Google to Store Patients’ Health Records


MICHAEL LIEDTKE
Associated Press
February 21, 2008

SAN FRANCISCO (AP) – Google Inc. will begin storing the medical records of a few thousand people as it tests a long-awaited health service that’s likely to raise more concerns about the volume of sensitive information entrusted to the Internet search leader.

The pilot project to be announced Thursday will involve 1,500 to 10,000 patients at the Cleveland Clinic who volunteered to an electronic transfer of their personal health records so they can be retrieved through Google’s new service, which won’t be open to the general public.

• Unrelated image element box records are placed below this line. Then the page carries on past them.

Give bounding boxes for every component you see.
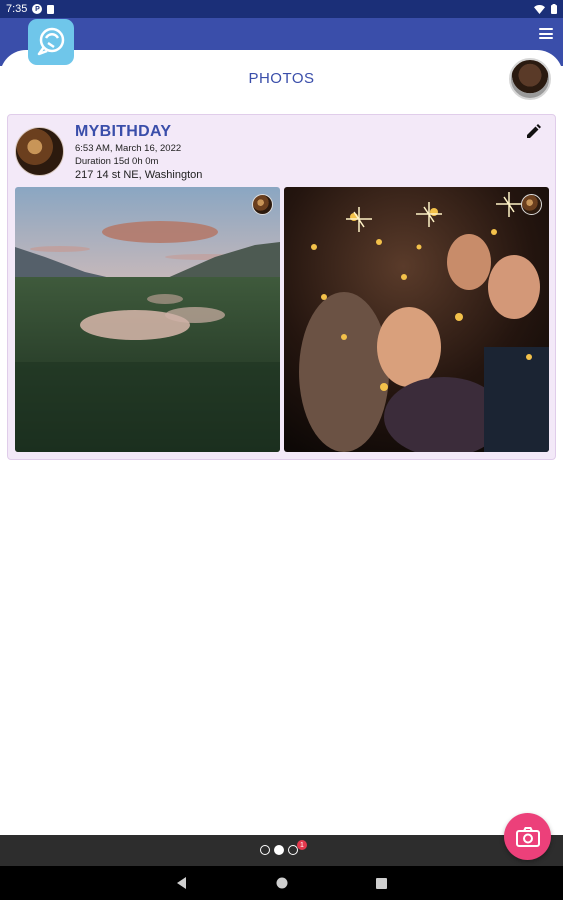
home-icon: [276, 877, 287, 889]
status-time: 7:35: [6, 3, 28, 15]
notification-badge: 1: [297, 840, 307, 850]
camera-icon: [515, 826, 540, 847]
recents-icon: [376, 877, 387, 889]
photo-owner-thumb: [521, 194, 542, 215]
notification-p-icon: P: [32, 4, 43, 14]
home-button[interactable]: [270, 871, 294, 895]
app-logo-icon: [37, 27, 65, 56]
system-nav-bar: [0, 866, 563, 900]
event-avatar: [15, 127, 64, 176]
status-bar: 7:35 P: [0, 0, 563, 18]
page-dot-2[interactable]: [274, 845, 284, 855]
back-icon: [176, 877, 186, 889]
event-card[interactable]: MYBITHDAY 6:53 AM, March 16, 2022 Durati…: [7, 114, 556, 460]
edit-icon[interactable]: [525, 124, 541, 140]
landscape-image: [15, 187, 280, 452]
page-dot-1[interactable]: [260, 845, 270, 855]
photo-party[interactable]: [284, 187, 549, 452]
event-time: 6:53 AM, March 16, 2022: [75, 143, 182, 154]
photo-owner-thumb: [252, 194, 273, 215]
back-button[interactable]: [170, 871, 194, 895]
app-logo[interactable]: [28, 19, 74, 65]
wifi-icon: [534, 4, 545, 14]
battery-icon: [551, 4, 557, 14]
menu-icon[interactable]: [539, 28, 553, 39]
recents-button[interactable]: [370, 871, 394, 895]
event-title: MYBITHDAY: [75, 123, 172, 140]
page-title: PHOTOS: [248, 70, 315, 87]
notification-sim-icon: [47, 4, 55, 14]
event-duration: Duration 15d 0h 0m: [75, 156, 159, 167]
party-image: [284, 187, 549, 452]
bottom-bar: 1: [0, 835, 563, 866]
page-indicator: 1: [260, 840, 307, 855]
event-location: 217 14 st NE, Washington: [75, 169, 203, 181]
photo-landscape[interactable]: [15, 187, 280, 452]
profile-avatar[interactable]: [509, 58, 551, 100]
camera-button[interactable]: [504, 813, 551, 860]
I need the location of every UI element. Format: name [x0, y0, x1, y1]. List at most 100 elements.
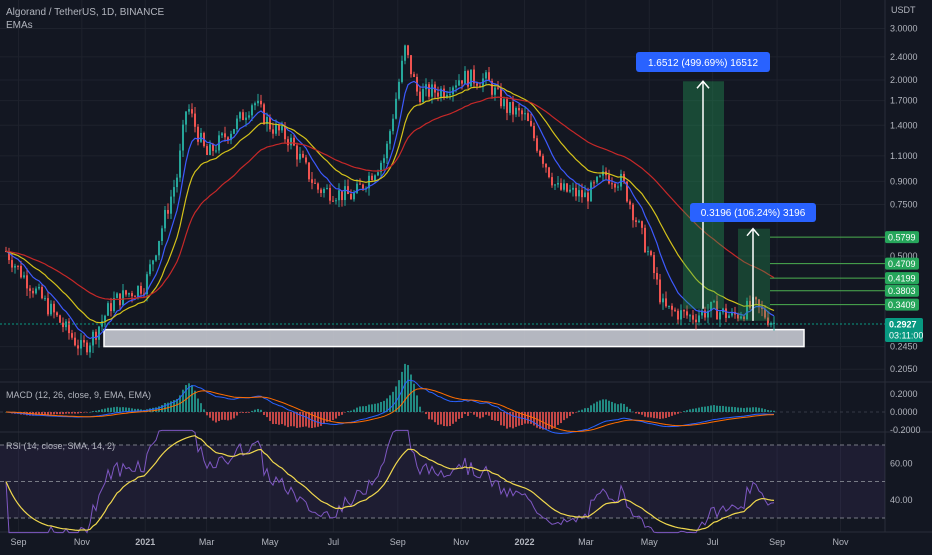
candle-body	[95, 331, 97, 340]
macd-histogram-bar	[767, 409, 769, 412]
macd-histogram-bar	[350, 410, 352, 412]
macd-histogram-bar	[773, 410, 775, 412]
candle-body	[35, 288, 37, 294]
candle-body	[359, 183, 361, 185]
macd-histogram-bar	[656, 412, 658, 419]
macd-histogram-bar	[548, 412, 550, 430]
macd-histogram-bar	[224, 412, 226, 420]
x-tick-label: Mar	[578, 537, 594, 547]
macd-histogram-bar	[107, 407, 109, 412]
candle-body	[461, 80, 463, 84]
macd-histogram-bar	[230, 412, 232, 420]
macd-histogram-bar	[506, 412, 508, 429]
macd-histogram-bar	[593, 403, 595, 412]
macd-histogram-bar	[575, 412, 577, 413]
macd-histogram-bar	[83, 412, 85, 413]
macd-histogram-bar	[692, 408, 694, 412]
macd-histogram-bar	[314, 412, 316, 428]
candle-body	[557, 183, 559, 185]
support-zone[interactable]	[103, 328, 805, 348]
candle-body	[44, 298, 46, 300]
candle-body	[32, 290, 34, 294]
macd-histogram-bar	[416, 395, 418, 412]
candle-body	[74, 337, 76, 346]
macd-histogram-bar	[407, 365, 409, 412]
candle-body	[224, 133, 226, 138]
candle-body	[497, 87, 499, 89]
indicator-label[interactable]: EMAs	[6, 20, 33, 31]
candle-body	[644, 227, 646, 253]
y-tick-label: 1.1000	[890, 151, 918, 161]
candle-body	[326, 187, 328, 189]
macd-histogram-bar	[110, 407, 112, 412]
macd-histogram-bar	[221, 412, 223, 420]
measure-zone-small[interactable]	[738, 228, 770, 321]
candle-body	[524, 113, 526, 115]
macd-histogram-bar	[431, 412, 433, 420]
macd-histogram-bar	[641, 412, 643, 415]
candle-body	[221, 133, 223, 136]
target-price-label: 0.4199	[888, 274, 916, 284]
macd-histogram-bar	[305, 412, 307, 427]
candle-body	[29, 288, 31, 291]
macd-histogram-bar	[461, 412, 463, 419]
macd-histogram-bar	[605, 399, 607, 412]
candle-body	[83, 340, 85, 343]
target-price-label: 0.5799	[888, 233, 916, 243]
macd-histogram-bar	[704, 406, 706, 412]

Each health profile, including information about prescriptions, allergies and medical histories, will be protected by a password that’s also required to use other Google services such as e-mail and personalized search tools.

Google views its expansion into health records management as a logical extension because its search engine already processes millions of requests from people trying to find about more information about an injury, illness or recommended treatment.

But the health venture also will provide more fodder for privacy watchdogs who believe Google already knows too much about the interests and habits of its users as its computers log their search requests and store their e-mail discussions.

Prodded by the criticism, Google last year introduced a new system that purges people’s search records after 18 months. In a show of its privacy commitment, Google also successfully rebuffed the U.S. Justice Department’s demand to examine millions of its users’ search requests in a court battle two years ago.